Di sisi lain, kewajiban imbalan kerja jangka pendek dan jangka panjang mengalami penurunan sebesar Rp110 miliar atau 40%. Penurunan imbalan kerja jangka pendek terkait dengan penyelesaian bonus yang dibayarkan pada Maret 2021.
Kebangkitan ritel
Pengamat ritel sekaligus Staf Ahli dari Himpunan Peritel dan Penyewa Pusat Perbelanjaan Indonesia (Hippindo) Yongky Susilo pun memprediksi, industri retail baru akan turn on pada kuartal IV-2021.
Menurutnya, hal ini terjadi setelah ada penurunan angka pasien COVID-19 sekaligus kelonggaran Pemberlakuan Pembatasan Kegiatan Masyarakat (PPKM) yang berangsur-angsur. Situasi tersebut diprediksi akan mulai terlihat pada akhir 2021.
“Setelah kasus pandemi turun dan relaksasi PPKM ke akhir tahun, kelas atas akan lebih banyak yang membelanjakan uang untuk keperluan Natal dan tahun baru,” ujarnya saat dihubungi TrenAsia beberapa waktu lalu.
Kalangan kelas menengah ke atas tersebut dinilai akan nekat dan mengupayakan shopping ke luar rumah.

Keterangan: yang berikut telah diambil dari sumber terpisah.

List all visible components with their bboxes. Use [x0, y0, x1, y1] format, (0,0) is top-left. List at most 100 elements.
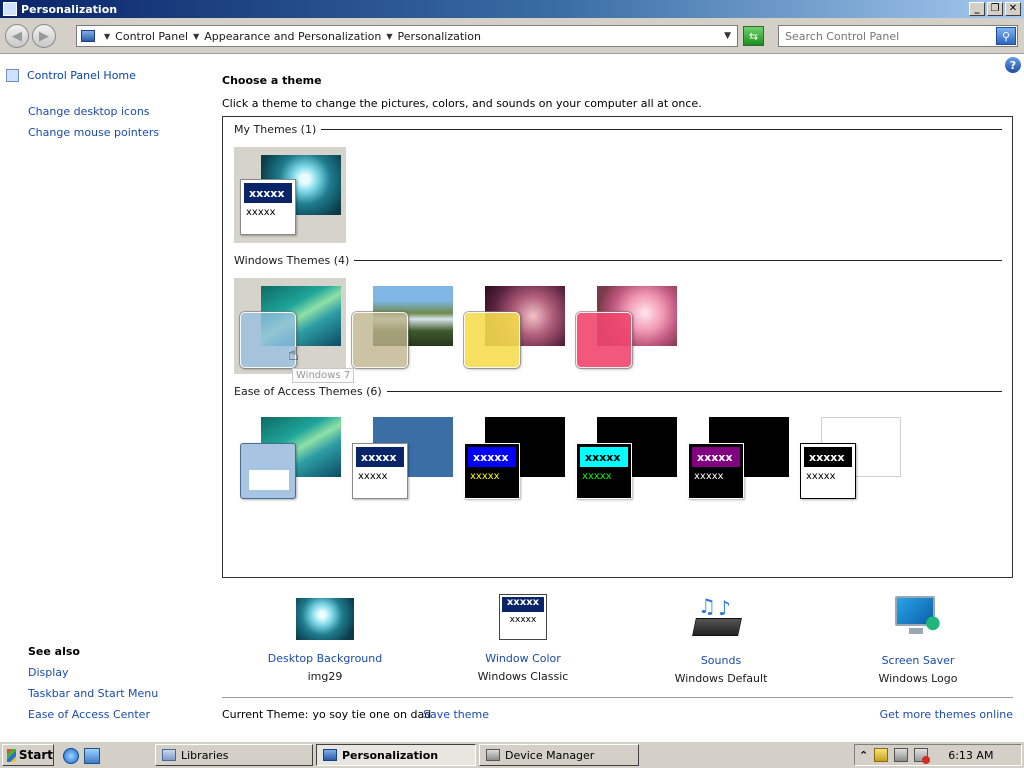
preview-title: xxxxx: [356, 447, 404, 467]
section-divider: [321, 129, 1002, 130]
preview-title: xxxxx: [244, 183, 292, 203]
breadcrumb-chevron-icon[interactable]: ▼: [386, 32, 392, 41]
libraries-icon: [162, 749, 176, 761]
breadcrumb-chevron-icon[interactable]: ▼: [104, 32, 110, 41]
see-also-heading: See also: [28, 645, 80, 658]
breadcrumb-control-panel[interactable]: Control Panel: [115, 30, 188, 43]
search-button[interactable]: ⚲: [996, 27, 1016, 45]
help-icon[interactable]: ?: [1005, 57, 1021, 73]
network-icon[interactable]: [894, 748, 909, 762]
preview-title: xxxxx: [580, 447, 628, 467]
internet-explorer-icon[interactable]: [63, 748, 79, 764]
ease-of-access-center-link[interactable]: Ease of Access Center: [28, 708, 150, 721]
theme-window-preview: xxxxx xxxxx: [352, 443, 408, 499]
theme-window-preview: xxxxx xxxxx: [464, 443, 520, 499]
breadcrumb-chevron-icon[interactable]: ▼: [193, 32, 199, 41]
theme-tile-my-theme[interactable]: xxxxx xxxxx: [234, 147, 346, 243]
current-theme: Current Theme: yo soy tie one on dad: [222, 708, 431, 721]
window-color-setting[interactable]: xxxxx xxxxx Window Color Windows Classic: [443, 594, 603, 683]
change-mouse-pointers-link[interactable]: Change mouse pointers: [28, 126, 159, 139]
restore-button[interactable]: ❐: [987, 2, 1003, 16]
personalization-app-icon: [3, 2, 17, 16]
window-color-value: Windows Classic: [477, 670, 569, 683]
theme-tile-nature[interactable]: [570, 278, 682, 374]
system-tray: ⌃ 6:13 AM: [854, 744, 1022, 766]
show-hidden-icons-icon[interactable]: ⌃: [859, 749, 868, 762]
address-dropdown-icon[interactable]: ▼: [724, 31, 731, 41]
ease-of-access-themes-label: Ease of Access Themes (6): [234, 385, 382, 398]
sounds-icon: ♫ ♪: [692, 594, 750, 642]
display-link[interactable]: Display: [28, 666, 69, 679]
device-manager-icon: [486, 749, 500, 761]
show-desktop-icon[interactable]: [84, 748, 100, 764]
theme-window-preview: xxxxx xxxxx: [800, 443, 856, 499]
control-panel-home-label: Control Panel Home: [27, 69, 136, 82]
address-bar[interactable]: ▼ Control Panel ▼ Appearance and Persona…: [76, 25, 738, 47]
theme-window-preview: xxxxx xxxxx: [240, 179, 296, 235]
preview-title: xxxxx: [804, 447, 852, 467]
preview-body: xxxxx: [358, 471, 388, 482]
theme-tile-high-contrast-white[interactable]: xxxxx xxxxx: [794, 409, 906, 505]
theme-window-preview: xxxxx xxxxx: [576, 443, 632, 499]
control-panel-home-link[interactable]: Control Panel Home: [6, 69, 136, 82]
taskbar-item-device-manager[interactable]: Device Manager: [479, 744, 639, 766]
save-theme-link[interactable]: Save theme: [423, 708, 489, 721]
refresh-button[interactable]: ⇆: [743, 26, 764, 46]
taskbar-start-menu-link[interactable]: Taskbar and Start Menu: [28, 687, 158, 700]
theme-tile-windows-classic[interactable]: xxxxx xxxxx: [346, 409, 458, 505]
title-bar: Personalization _ ❐ ✕: [0, 0, 1024, 18]
forward-button[interactable]: ▶: [32, 24, 56, 48]
ease-of-access-themes-section: Ease of Access Themes (6): [234, 385, 1002, 398]
music-note-icon: ♪: [718, 596, 731, 620]
bubbles-icon: ●: [925, 612, 941, 633]
volume-muted-icon[interactable]: [914, 748, 931, 764]
sounds-label: Sounds: [700, 654, 742, 667]
taskbar-item-label: Device Manager: [505, 748, 595, 762]
taskbar-item-libraries[interactable]: Libraries: [155, 744, 313, 766]
change-desktop-icons-link[interactable]: Change desktop icons: [28, 105, 150, 118]
breadcrumb-personalization[interactable]: Personalization: [398, 30, 481, 43]
start-label: Start: [18, 748, 53, 762]
search-input[interactable]: [779, 26, 991, 46]
desktop-background-icon: [296, 598, 354, 640]
preview-body: xxxxx: [246, 207, 276, 218]
window-color-icon: xxxxx xxxxx: [499, 594, 547, 640]
search-box: ⚲: [778, 25, 1018, 47]
section-divider: [354, 260, 1002, 261]
windows-flag-icon: [7, 748, 16, 762]
get-more-themes-link[interactable]: Get more themes online: [880, 708, 1013, 721]
theme-window-preview: [576, 312, 632, 368]
theme-tile-landscapes[interactable]: [346, 278, 458, 374]
refresh-icon: ⇆: [748, 29, 759, 43]
page-subtitle: Click a theme to change the pictures, co…: [222, 97, 702, 110]
preview-title: xxxxx: [468, 447, 516, 467]
theme-tile-windows-7-basic[interactable]: [234, 409, 346, 505]
hand-cursor-icon: ☝: [288, 344, 299, 365]
personalization-icon: [323, 749, 337, 761]
desktop-background-setting[interactable]: Desktop Background img29: [245, 594, 405, 683]
back-button[interactable]: ◀: [5, 24, 29, 48]
my-themes-label: My Themes (1): [234, 123, 317, 136]
desktop-background-value: img29: [307, 670, 343, 683]
theme-tile-high-contrast-2[interactable]: xxxxx xxxxx: [570, 409, 682, 505]
preview-body: xxxxx: [806, 471, 836, 482]
theme-tile-high-contrast-black[interactable]: xxxxx xxxxx: [682, 409, 794, 505]
minimize-button[interactable]: _: [969, 2, 985, 16]
control-panel-icon: [81, 30, 95, 42]
footer-divider: [222, 697, 1013, 698]
theme-tile-high-contrast-1[interactable]: xxxxx xxxxx: [458, 409, 570, 505]
close-button[interactable]: ✕: [1005, 2, 1021, 16]
preview-title: xxxxx: [692, 447, 740, 467]
breadcrumb-appearance[interactable]: Appearance and Personalization: [204, 30, 381, 43]
taskbar-item-personalization[interactable]: Personalization: [316, 744, 476, 766]
screen-saver-setting[interactable]: ● Screen Saver Windows Logo: [838, 594, 998, 685]
clock[interactable]: 6:13 AM: [948, 749, 993, 762]
action-center-icon[interactable]: [874, 748, 889, 762]
theme-tile-architecture[interactable]: [458, 278, 570, 374]
theme-window-preview: xxxxx xxxxx: [688, 443, 744, 499]
music-notes-icon: ♫: [698, 594, 716, 618]
sounds-setting[interactable]: ♫ ♪ Sounds Windows Default: [641, 594, 801, 685]
preview-body-box: [249, 470, 289, 490]
keyboard-icon: [692, 618, 742, 636]
start-button[interactable]: Start: [2, 744, 54, 766]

Hal ini juga diakui oleh Christine Natasya, Analis dari PT Mirae Asset Sekuritas Indonesia yang menyebut, ritel MAPI dan LPPF akan mencetak kinerja yang moncer ke depan. Hal ini tak lepas dari sentimen positif dari reopening economy.
“Sentimen positif lainnya juga didukung oleh vaksinasi yang lebih kuat sehingga mendorong ekonomi untuk bangkit,” ujarnya.
Adapun ritel seperti ACE Hardware yang tengah berekspansi, Yongky menilai akan mengalami rebound kendati belum membaik sepenuhnya. “Perusahaan ini terus ekspansi dengan membuka cabang baru berturut-turut,” tambahnya. Diketahui, hingga Agustus 2021, same store sales growth (SSSG) ACE Hardware masih minus sebesar 30%.
Ke depan, kemampuan sektor ritel untuk pulih juga diuji dengan berbagai inovasi dan keberanian untuk masuk ke ranah online. Christine menilai, ritel yang memperluas penjualannya ke e-commerce akan lebih kuat dibandingkan dengan yang hanya berjualan offline.
Adapun salah satu emiten yang diprediksi akan membaik adalah PT Supra Boga Lestari Tbk (RANC). Salah satu pengelola swalayan Ranch Market ini diklaim akan tumbuh seiring dengan rencana akuisisi yang dilakukan oleh PT Global Digital Niaga alias Blibli.com.
Seperti diketahui, Blibli.com telah menandatangi perjanjian untuk mencaplok sekitar 51% atau setara 797,88 juta saham milik RANC. Jumlah ini mewakili 50% dari total modal ditempatkan dan modal disetor perseroan.
Dengan begitu, e-commerce milik konglomerat Hartono bersaudara ini akan menjadi pemegang saham pengendali di emiten yang mengoperasikan Ranch Market di Indonesia.
Pengambilalihan saham mayoritas ini dilakukan Blibli dari 7 entitas pemegang saham RANC, yakni PT Wijaya Sumber Sejahtera, PT Prima Rasa Inti, PT Gunaprima Karyaperkasa, PT Ekaputri Mandiri, David Kusumodjojo, Suhamo Kusumodjojo, dan Harman Siswanto.
Adapun rencana pengambilalihan tersebut ditujukan untuk pengembangan usaha dan perluasan ekosistem RANC di Indonesia.